Les règles relatives au cumul d’activités et aux passages du secteur public au secteur privé en France sont encadrées par plusieurs dispositions du code général de la fonction publique (CGFP). Ces textes visent à concilier l’esprit d’entreprise et la liberté professionnelle des agents publics avec la nécessité de garantir l’intégrité, la neutralité et le bon fonctionnement du service public.
Selon l’article L.124-4 du CGFP, tout agent souhaitant cesser ses fonctions pour exercer une activité lucrative dans le secteur privé doit suivre une procédure spécifique. Cette démarche inclut notamment un contrôle déontologique visant à vérifier la compatibilité de la nouvelle activité avec ses anciennes fonctions, surtout si celles-ci ont été exercées dans les trois années précédant la changement.
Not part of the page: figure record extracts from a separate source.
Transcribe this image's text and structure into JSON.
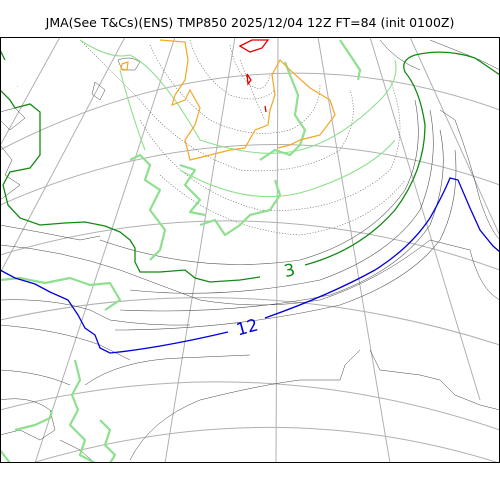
{
  "title": "JMA(See T&Cs)(ENS) TMP850 2025/12/04 12Z FT=84 (init 0100Z)",
  "contour_labels": [
    {
      "text": "3",
      "color": "#138a13"
    },
    {
      "text": "12",
      "color": "#0000e0"
    }
  ],
  "colors": {
    "green": "#138a13",
    "blue": "#0000e0",
    "orange": "#f5a623",
    "red": "#e00000",
    "light_green": "#8ee08e"
  }
}
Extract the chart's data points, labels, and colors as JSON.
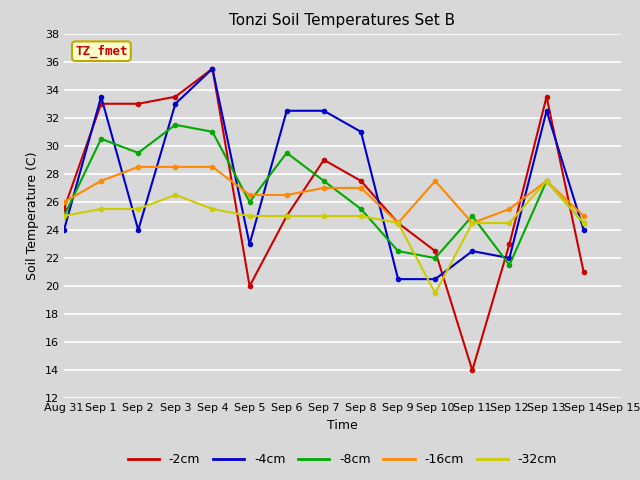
{
  "title": "Tonzi Soil Temperatures Set B",
  "xlabel": "Time",
  "ylabel": "Soil Temperature (C)",
  "xlim": [
    0,
    15
  ],
  "ylim": [
    12,
    38
  ],
  "yticks": [
    12,
    14,
    16,
    18,
    20,
    22,
    24,
    26,
    28,
    30,
    32,
    34,
    36,
    38
  ],
  "xtick_labels": [
    "Aug 31",
    "Sep 1",
    "Sep 2",
    "Sep 3",
    "Sep 4",
    "Sep 5",
    "Sep 6",
    "Sep 7",
    "Sep 8",
    "Sep 9",
    "Sep 10",
    "Sep 11",
    "Sep 12",
    "Sep 13",
    "Sep 14",
    "Sep 15"
  ],
  "annotation_text": "TZ_fmet",
  "annotation_color": "#cc0000",
  "annotation_bg": "#ffffcc",
  "annotation_border": "#bbaa00",
  "series": {
    "-2cm": {
      "color": "#cc0000",
      "x": [
        0,
        1,
        2,
        3,
        4,
        5,
        6,
        7,
        8,
        9,
        10,
        11,
        12,
        13,
        14
      ],
      "y": [
        25.5,
        33.0,
        33.0,
        33.5,
        35.5,
        20.0,
        25.0,
        29.0,
        27.5,
        24.5,
        22.5,
        14.0,
        23.0,
        33.5,
        21.0
      ]
    },
    "-4cm": {
      "color": "#0000cc",
      "x": [
        0,
        1,
        2,
        3,
        4,
        5,
        6,
        7,
        8,
        9,
        10,
        11,
        12,
        13,
        14
      ],
      "y": [
        24.0,
        33.5,
        24.0,
        33.0,
        35.5,
        23.0,
        32.5,
        32.5,
        31.0,
        20.5,
        20.5,
        22.5,
        22.0,
        32.5,
        24.0
      ]
    },
    "-8cm": {
      "color": "#00aa00",
      "x": [
        0,
        1,
        2,
        3,
        4,
        5,
        6,
        7,
        8,
        9,
        10,
        11,
        12,
        13,
        14
      ],
      "y": [
        25.0,
        30.5,
        29.5,
        31.5,
        31.0,
        26.0,
        29.5,
        27.5,
        25.5,
        22.5,
        22.0,
        25.0,
        21.5,
        27.5,
        24.5
      ]
    },
    "-16cm": {
      "color": "#ff8800",
      "x": [
        0,
        1,
        2,
        3,
        4,
        5,
        6,
        7,
        8,
        9,
        10,
        11,
        12,
        13,
        14
      ],
      "y": [
        26.0,
        27.5,
        28.5,
        28.5,
        28.5,
        26.5,
        26.5,
        27.0,
        27.0,
        24.5,
        27.5,
        24.5,
        25.5,
        27.5,
        25.0
      ]
    },
    "-32cm": {
      "color": "#cccc00",
      "x": [
        0,
        1,
        2,
        3,
        4,
        5,
        6,
        7,
        8,
        9,
        10,
        11,
        12,
        13,
        14
      ],
      "y": [
        25.0,
        25.5,
        25.5,
        26.5,
        25.5,
        25.0,
        25.0,
        25.0,
        25.0,
        24.5,
        19.5,
        24.5,
        24.5,
        27.5,
        24.5
      ]
    }
  },
  "legend_order": [
    "-2cm",
    "-4cm",
    "-8cm",
    "-16cm",
    "-32cm"
  ],
  "bg_color": "#d8d8d8",
  "plot_bg_color": "#d8d8d8",
  "grid_color": "#ffffff",
  "title_fontsize": 11,
  "axis_label_fontsize": 9,
  "tick_fontsize": 8,
  "legend_fontsize": 9,
  "line_width": 1.5,
  "figsize": [
    6.4,
    4.8
  ],
  "dpi": 100
}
Par ailleurs, certains emplois publics, en particulier ceux exposés à des risques déontologiques, nécessitent une saisine obligatoire de la Haute autorité pour la transparence de la vie publique (HATVP) pour émettre un avis avant la prise de poste dans le privé.
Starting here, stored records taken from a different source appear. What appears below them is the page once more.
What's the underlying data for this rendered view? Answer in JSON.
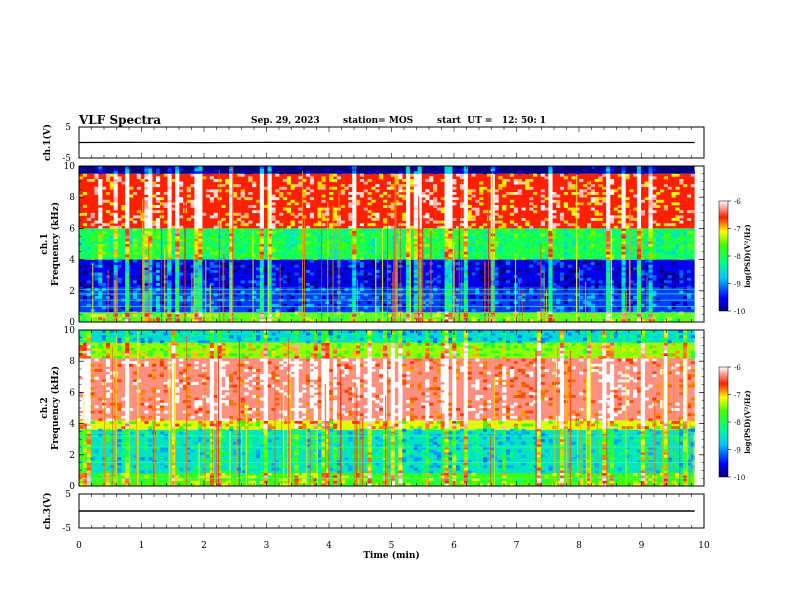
{
  "header": {
    "title": "VLF Spectra",
    "date": "Sep. 29, 2023",
    "station": "station= MOS",
    "start": "start  UT =   12: 50: 1"
  },
  "chart_data": [
    {
      "type": "line",
      "panel": "ch1-waveform",
      "ylabel": "ch.1(V)",
      "yticks": [
        "5",
        "-5"
      ],
      "ylim": [
        -5,
        5
      ],
      "series": [
        {
          "values": [
            0.0,
            0.05,
            -0.02,
            0.03,
            0.0,
            0.04,
            -0.01,
            0.02,
            0.0,
            0.03,
            0.0
          ]
        }
      ],
      "x": [
        0,
        1,
        2,
        3,
        4,
        5,
        6,
        7,
        8,
        9,
        9.85
      ]
    },
    {
      "type": "heatmap",
      "panel": "ch1-spectrogram",
      "ylabel": "ch.1\nFrequency (kHz)",
      "ylabel_line1": "ch.1",
      "ylabel_line2": "Frequency (kHz)",
      "ylim": [
        0,
        10
      ],
      "yticks": [
        "0",
        "2",
        "4",
        "6",
        "8",
        "10"
      ],
      "xlim": [
        0,
        10
      ],
      "colorbar": {
        "label": "log(PSD)(V²/Hz)",
        "ticks": [
          "-6",
          "-7",
          "-8",
          "-9",
          "-10"
        ],
        "range": [
          -10,
          -6
        ]
      },
      "bands": [
        {
          "f_low": 9.5,
          "f_high": 10.0,
          "level": -10
        },
        {
          "f_low": 6.0,
          "f_high": 9.5,
          "level": -6.6
        },
        {
          "f_low": 4.0,
          "f_high": 6.0,
          "level": -8.0
        },
        {
          "f_low": 2.2,
          "f_high": 4.0,
          "level": -9.6
        },
        {
          "f_low": 0.6,
          "f_high": 2.2,
          "level": -9.3
        },
        {
          "f_low": 0.0,
          "f_high": 0.6,
          "level": -7.5
        }
      ],
      "lines_khz": [
        0.3,
        0.6,
        1.0,
        1.4,
        1.8,
        2.1
      ]
    },
    {
      "type": "heatmap",
      "panel": "ch2-spectrogram",
      "ylabel": "ch.2\nFrequency (kHz)",
      "ylabel_line1": "ch.2",
      "ylabel_line2": "Frequency (kHz)",
      "ylim": [
        0,
        10
      ],
      "yticks": [
        "0",
        "2",
        "4",
        "6",
        "8",
        "10"
      ],
      "xlim": [
        0,
        10
      ],
      "colorbar": {
        "label": "log(PSD)(V²/Hz)",
        "ticks": [
          "-6",
          "-7",
          "-8",
          "-9",
          "-10"
        ],
        "range": [
          -10,
          -6
        ]
      },
      "bands": [
        {
          "f_low": 9.2,
          "f_high": 10.0,
          "level": -8.6
        },
        {
          "f_low": 8.2,
          "f_high": 9.2,
          "level": -7.4
        },
        {
          "f_low": 4.2,
          "f_high": 8.2,
          "level": -6.3
        },
        {
          "f_low": 3.6,
          "f_high": 4.2,
          "level": -7.2
        },
        {
          "f_low": 0.8,
          "f_high": 3.6,
          "level": -8.5
        },
        {
          "f_low": 0.0,
          "f_high": 0.8,
          "level": -7.6
        }
      ],
      "lines_khz": [
        0.5,
        1.5,
        2.5,
        3.2
      ]
    },
    {
      "type": "line",
      "panel": "ch3-waveform",
      "ylabel": "ch.3(V)",
      "yticks": [
        "5",
        "-5"
      ],
      "ylim": [
        -5,
        5
      ],
      "series": [
        {
          "values": [
            0,
            0,
            0,
            0,
            0,
            0,
            0,
            0,
            0,
            0,
            0
          ]
        }
      ],
      "x": [
        0,
        1,
        2,
        3,
        4,
        5,
        6,
        7,
        8,
        9,
        9.85
      ]
    }
  ],
  "xaxis": {
    "label": "Time (min)",
    "ticks": [
      "0",
      "1",
      "2",
      "3",
      "4",
      "5",
      "6",
      "7",
      "8",
      "9",
      "10"
    ],
    "xlim": [
      0,
      10
    ]
  }
}
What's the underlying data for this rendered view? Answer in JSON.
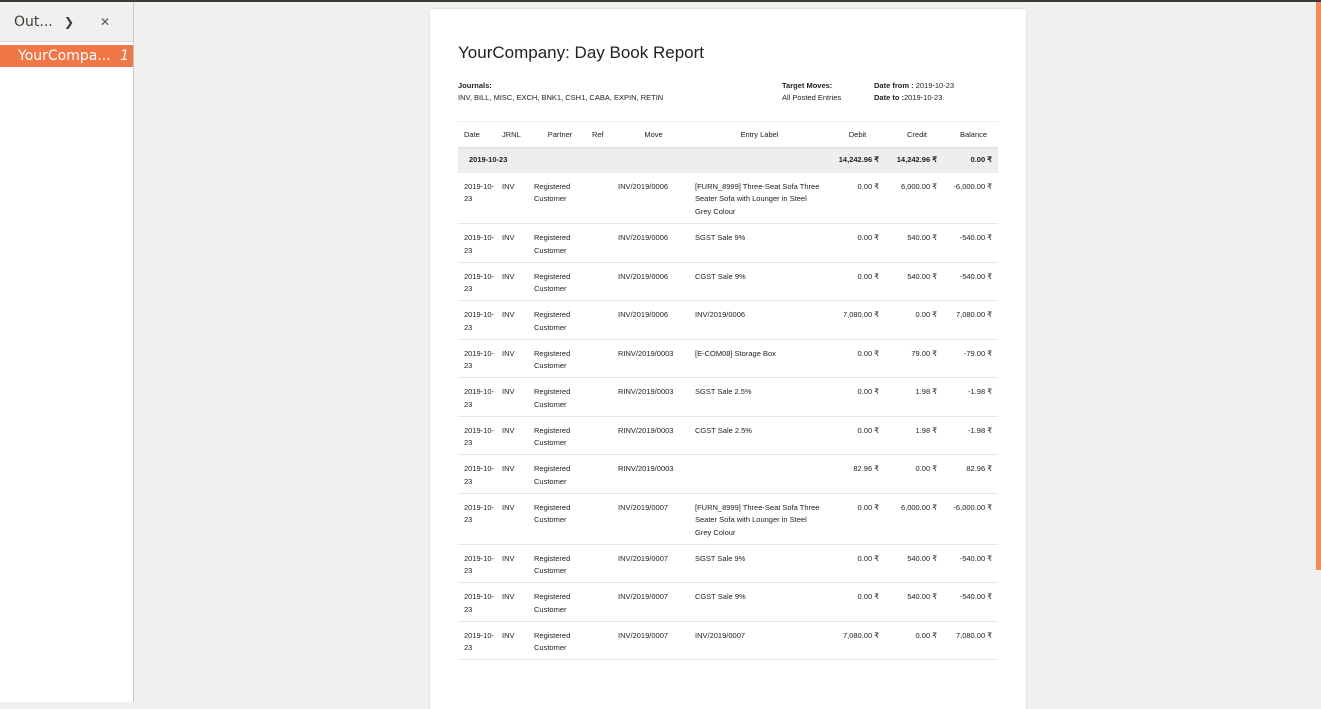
{
  "sidebar": {
    "title": "Out...",
    "item": {
      "label": "YourCompa...",
      "page": "1"
    }
  },
  "report": {
    "title": "YourCompany: Day Book Report",
    "journals_label": "Journals:",
    "journals": "INV, BILL, MISC, EXCH, BNK1, CSH1, CABA, EXPIN, RETIN",
    "target_label": "Target Moves:",
    "target": "All Posted Entries",
    "date_from_label": "Date from :",
    "date_from": "2019-10-23",
    "date_to_label": "Date to :",
    "date_to": "2019-10-23",
    "columns": [
      "Date",
      "JRNL",
      "Partner",
      "Ref",
      "Move",
      "Entry Label",
      "Debit",
      "Credit",
      "Balance"
    ],
    "group": {
      "date": "2019-10-23",
      "debit": "14,242.96 ₹",
      "credit": "14,242.96 ₹",
      "balance": "0.00 ₹"
    },
    "rows": [
      {
        "date": "2019-10-23",
        "jrnl": "INV",
        "partner": "Registered Customer",
        "ref": "",
        "move": "INV/2019/0006",
        "label": "[FURN_8999] Three-Seat Sofa Three Seater Sofa with Lounger in Steel Grey Colour",
        "debit": "0.00 ₹",
        "credit": "6,000.00 ₹",
        "balance": "-6,000.00 ₹"
      },
      {
        "date": "2019-10-23",
        "jrnl": "INV",
        "partner": "Registered Customer",
        "ref": "",
        "move": "INV/2019/0006",
        "label": "SGST Sale 9%",
        "debit": "0.00 ₹",
        "credit": "540.00 ₹",
        "balance": "-540.00 ₹"
      },
      {
        "date": "2019-10-23",
        "jrnl": "INV",
        "partner": "Registered Customer",
        "ref": "",
        "move": "INV/2019/0006",
        "label": "CGST Sale 9%",
        "debit": "0.00 ₹",
        "credit": "540.00 ₹",
        "balance": "-540.00 ₹"
      },
      {
        "date": "2019-10-23",
        "jrnl": "INV",
        "partner": "Registered Customer",
        "ref": "",
        "move": "INV/2019/0006",
        "label": "INV/2019/0006",
        "debit": "7,080.00 ₹",
        "credit": "0.00 ₹",
        "balance": "7,080.00 ₹"
      },
      {
        "date": "2019-10-23",
        "jrnl": "INV",
        "partner": "Registered Customer",
        "ref": "",
        "move": "RINV/2019/0003",
        "label": "[E-COM08] Storage Box",
        "debit": "0.00 ₹",
        "credit": "79.00 ₹",
        "balance": "-79.00 ₹"
      },
      {
        "date": "2019-10-23",
        "jrnl": "INV",
        "partner": "Registered Customer",
        "ref": "",
        "move": "RINV/2019/0003",
        "label": "SGST Sale 2.5%",
        "debit": "0.00 ₹",
        "credit": "1.98 ₹",
        "balance": "-1.98 ₹"
      },
      {
        "date": "2019-10-23",
        "jrnl": "INV",
        "partner": "Registered Customer",
        "ref": "",
        "move": "RINV/2019/0003",
        "label": "CGST Sale 2.5%",
        "debit": "0.00 ₹",
        "credit": "1.98 ₹",
        "balance": "-1.98 ₹"
      },
      {
        "date": "2019-10-23",
        "jrnl": "INV",
        "partner": "Registered Customer",
        "ref": "",
        "move": "RINV/2019/0003",
        "label": "",
        "debit": "82.96 ₹",
        "credit": "0.00 ₹",
        "balance": "82.96 ₹"
      },
      {
        "date": "2019-10-23",
        "jrnl": "INV",
        "partner": "Registered Customer",
        "ref": "",
        "move": "INV/2019/0007",
        "label": "[FURN_8999] Three-Seat Sofa Three Seater Sofa with Lounger in Steel Grey Colour",
        "debit": "0.00 ₹",
        "credit": "6,000.00 ₹",
        "balance": "-6,000.00 ₹"
      },
      {
        "date": "2019-10-23",
        "jrnl": "INV",
        "partner": "Registered Customer",
        "ref": "",
        "move": "INV/2019/0007",
        "label": "SGST Sale 9%",
        "debit": "0.00 ₹",
        "credit": "540.00 ₹",
        "balance": "-540.00 ₹"
      },
      {
        "date": "2019-10-23",
        "jrnl": "INV",
        "partner": "Registered Customer",
        "ref": "",
        "move": "INV/2019/0007",
        "label": "CGST Sale 9%",
        "debit": "0.00 ₹",
        "credit": "540.00 ₹",
        "balance": "-540.00 ₹"
      },
      {
        "date": "2019-10-23",
        "jrnl": "INV",
        "partner": "Registered Customer",
        "ref": "",
        "move": "INV/2019/0007",
        "label": "INV/2019/0007",
        "debit": "7,080.00 ₹",
        "credit": "0.00 ₹",
        "balance": "7,080.00 ₹"
      }
    ]
  }
}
La procédure de contrôle vise à assurer que le départ vers le secteur privé ne compromette pas la neutralité, l’indépendance et l’intégrité du service public, tout en permettant à l’agent de développer ses compétences professionnelles.
Le cadre juridique prévoit aussi la possibilité pour les agents publics de cumuler leur emploi avec d’autres activités, notamment dans le domaine de la production d’œuvres de l’esprit ou dans des activités libérales liées à leur spécialité (articles L.123-2 et L.123-3 du CGFP). Toutefois, ce cumul doit respecter plusieurs conditions, notamment en dehors des heures de service, et ne doit pas créer de conflits d’intérêts ou porter atteinte à l’indépendance et à la neutralité du service public. L’administration possède la faculté de s’opposer à tout moment à un cumul si elle estime que cela nuit à ses obligations déontologiques ou au bon fonctionnement du service.
En cas de demande de création ou de reprise d’entreprise ou d’exercice d’une activité libérale, l’agent doit être placé au moins à 50 % de son temps dans la fonction publique pour obtenir une autorisation, valable pour une période initiale de trois ans, renouvelable. La procédure implique une demande formelle auprès de l’autorité hiérarchique, suivie d’un contrôle déontologique et pénal, notamment par la HATVP dans certains emplois exposés. La décision finale peut être une autorisation, une autorisation avec réserves ou un rejet, en tenant compte des avis émis par la Haute autorité.
Il est également important de souligner que la procédure s’applique aussi bien lors d’une cessation temporaire (disponibilité, détachement) que lors d’une démission. La saisine de la HATVP, automatique dans certains cas, assure un contrôle indépendant et rigoureux pour éviter tout conflit d’intérêts ou abus. La jurisprudence administrative insiste sur la nécessité pour l’administration de respecter strictement ces procédures, sous peine de violations déontologiques ou pénales.
En conclusion, ces dispositifs réglementaires, que ce soit pour la sortie du secteur public vers le privé ou pour la gestion du cumul d’activités, constituent un équilibre délicat entre liberté professionnelle et impératifs de service public, tout en assurant une transparence essentielle à la confiance citoyenne. La vigilance reste de mise pour préserver l’éthique et l’intégrité dans la fonction publique.